O relógio da repartição
Meu Deus, parou! - gritaram todos quando às 15 horas, 17 minutos e 23 segundos o relógio daquela repartição pública parou de funcionar.
Como assim? O relógio? Você está falando DO relógio? Isso mesmo, aquele mesmo a quem todos apelidaram como Boss, o eterno, o que estivera lá desde a sua fundação, cujas peças eram feitas de um material misterioso que nunca se enferrujava ou ressecava, jazia lá, imóvel, parado naquele eterno instante, como uma fotografia de si mesmo. E em tons sépia. Ninguém ousou mexer no artefato, por mais que todos quisessem ver o que estava a ocorrer, temiam que piorassem a situação. Mandaram chamar Eurico, o rapaz que cuidava do arquivo morto e das cartas.
- Eurico! Vá lá na sala do doutor Rebouças e diga pra ele da situação.
- Mas tudo isso por causa de um relógio velho? - respondeu o jovem.
- Anda logo! - disse outra pessoa.
Eurico subiu as escadas que conduziam à sala do diretor, o doutor Rebouças, homem íntegro, de ares sérios e poucas palavras, embora cordial e amável. Encontrou a porta entreaberta e viu o diretor ouvindo o rádio com semblante cirscunpecto.
- Doutor Rebouças, com licença, o pessoal lá embaixo está solicitando a sua presença - disse Eurico, tímidamente.
- Agora não, estou acompanhando o decreto presidencial - respondeu ele com secura.
- Mas, doutor é...
- Shiiiuuu - e fez um gesto com a mão para que aguardasse. Na sua testa era notória apreensão. Fazia um calor sufocante, muito embora o céu parecesse de tempestade.

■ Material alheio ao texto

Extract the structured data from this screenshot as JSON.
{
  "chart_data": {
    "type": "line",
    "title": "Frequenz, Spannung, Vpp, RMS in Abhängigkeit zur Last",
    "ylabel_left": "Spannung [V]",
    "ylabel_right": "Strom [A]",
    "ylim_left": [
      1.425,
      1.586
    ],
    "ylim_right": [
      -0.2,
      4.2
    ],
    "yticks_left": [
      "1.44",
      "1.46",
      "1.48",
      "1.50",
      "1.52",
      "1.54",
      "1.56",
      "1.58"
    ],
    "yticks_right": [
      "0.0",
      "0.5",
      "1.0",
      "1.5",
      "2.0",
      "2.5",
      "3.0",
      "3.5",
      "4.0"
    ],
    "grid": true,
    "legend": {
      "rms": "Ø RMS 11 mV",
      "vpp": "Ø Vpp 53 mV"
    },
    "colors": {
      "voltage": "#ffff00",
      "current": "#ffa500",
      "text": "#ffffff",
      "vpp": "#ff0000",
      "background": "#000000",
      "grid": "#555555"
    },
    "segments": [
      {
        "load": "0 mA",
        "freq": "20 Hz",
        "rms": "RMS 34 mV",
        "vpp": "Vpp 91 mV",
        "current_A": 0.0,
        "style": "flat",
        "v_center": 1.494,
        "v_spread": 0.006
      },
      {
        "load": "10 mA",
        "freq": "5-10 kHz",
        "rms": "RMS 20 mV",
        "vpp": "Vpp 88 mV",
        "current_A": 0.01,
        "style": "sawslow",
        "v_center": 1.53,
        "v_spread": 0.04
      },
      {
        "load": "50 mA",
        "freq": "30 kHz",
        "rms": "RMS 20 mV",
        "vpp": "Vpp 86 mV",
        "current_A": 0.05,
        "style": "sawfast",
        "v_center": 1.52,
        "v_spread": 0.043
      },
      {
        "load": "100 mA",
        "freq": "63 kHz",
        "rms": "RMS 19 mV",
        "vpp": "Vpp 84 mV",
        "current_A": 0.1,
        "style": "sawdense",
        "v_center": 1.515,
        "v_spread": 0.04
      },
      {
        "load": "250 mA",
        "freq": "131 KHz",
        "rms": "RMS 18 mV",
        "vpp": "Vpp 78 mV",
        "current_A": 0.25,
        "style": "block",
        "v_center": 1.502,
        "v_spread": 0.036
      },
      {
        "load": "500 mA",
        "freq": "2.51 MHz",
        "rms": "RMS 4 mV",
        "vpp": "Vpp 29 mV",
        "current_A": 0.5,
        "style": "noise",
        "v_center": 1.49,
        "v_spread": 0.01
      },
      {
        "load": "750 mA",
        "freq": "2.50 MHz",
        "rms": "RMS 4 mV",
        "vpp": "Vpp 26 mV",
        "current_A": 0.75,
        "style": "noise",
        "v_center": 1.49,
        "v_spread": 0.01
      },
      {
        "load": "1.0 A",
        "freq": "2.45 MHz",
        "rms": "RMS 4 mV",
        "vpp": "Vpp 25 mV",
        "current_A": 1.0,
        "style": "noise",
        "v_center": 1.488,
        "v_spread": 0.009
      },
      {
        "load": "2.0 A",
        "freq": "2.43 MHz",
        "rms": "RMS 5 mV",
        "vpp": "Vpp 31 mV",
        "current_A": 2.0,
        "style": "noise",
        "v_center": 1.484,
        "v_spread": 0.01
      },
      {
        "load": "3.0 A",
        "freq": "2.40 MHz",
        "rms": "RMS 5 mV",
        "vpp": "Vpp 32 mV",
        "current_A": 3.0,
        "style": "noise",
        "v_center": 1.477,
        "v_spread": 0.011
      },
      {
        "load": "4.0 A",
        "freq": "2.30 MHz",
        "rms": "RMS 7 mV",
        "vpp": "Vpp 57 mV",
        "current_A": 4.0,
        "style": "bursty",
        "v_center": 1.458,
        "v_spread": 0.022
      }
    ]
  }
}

No rádio, uma voz grave anunciava as últimas medidas do novo governo para conter a onda de insatisfação popular que se alastrava pelo país: protestos, prisões, confrontos entre policiais e estudantes, notas de repúdio... Havia uma ameaça pairando sobre a pátria e cabia ao novo governo tomar todas as medidas para conte-la, por mais dolorosas que soassem, sob a pena de estar faltando ao compromisso que firmou diante do povo. Eurico sentou-se na cadeira diante do doutor e ficou ouvindo o conjunto de medidas muitas das quais não entendia, ou não lhe diziam a respeito. Pelo menos era o que pensava naquela época. Tudo o que queria era avisar o diretor e voltar para o seu posto de trabalho para ganhar o seu pão de cada dia. Os políticos que cuidassem da política.
Os minutos se passaram em uma lentidão de fim de tarde, pela janela os contornos dos prédios já começavam a se esmaecer e uma luz alaranjada se via em alguns murais. Trabalhadores passavam na padaria fumando seus Malboro ou Lucky Strike, enquanto os coletivos já aceleravam seus passos.
- É pau pra dar em doido! - disse o Diretor desligando o rádio e inclinando-se para trás.
Permaneceu algum tempo assim enquanto olhava para o ventilador de teto mergulhado em reflexões. Depois de um tempo, suspirou e voltou-se ao rapaz:
- Pois bem, o que aconteceu?
Eurico, que já estava aflito com essa demora, respondeu lacônico.
- O relógio lá embaixo parou e o pessoal quer que o senhor veja.
Nesse momento, dr Rebouças esboçou uma reação enérgica. Levantou-se e dirigiu-se correndo até o salão principal da repartição onde os funcionários estavam amontoados discutindo a situação do Boss. Eurico chegou pouco depois e pôde vê-lo a inquirir a todos sobre a situação. As respostas foram iguais. O relógio simplesmente parou.
Parou às 15 horas, 17 minutos e 23 segundos.
Ao ouvir a unanimidade, dr Rebouças parou e pensou no que se faria. Em um determinado momento consultou seu próprio relógio de bolso. Foi quando um sorriso leve e irônico se desenhou em seus lábios. Dirigiu-se até a parede onde estava o relógio e disse a seguinte frase:
- Concordo com você, Boss!
Os funcionários olharam com estranheza e perguntaram o que fazer.
- Não façam nada. Deixem o relógio tal qual como está. - e dirigiu-se ao escrivão - Redija um memorando e entregue-o na minha sala. No demais, voltem aos seus postos.
E subiu de volta à sua sala. Abriu a janela e olhou todas aquelas pessoas que seguiam suas vidas. Respirou fundo e pensou mais uma vez.
- Eu também concordo, Boss!
Eurico lembraria bem desse quando, 21 anos depois, Valmir, o rapaz do Arquivo morto entraria na sua sala e diria.
- Dr Eurico, o relógio lá embaixo voltou a funcionar do nada.
Desceu e viu Boss de novo em seu ofício de computar o tempo. Riu. Enquanto no rádio se anunciava a Nova Constituinte.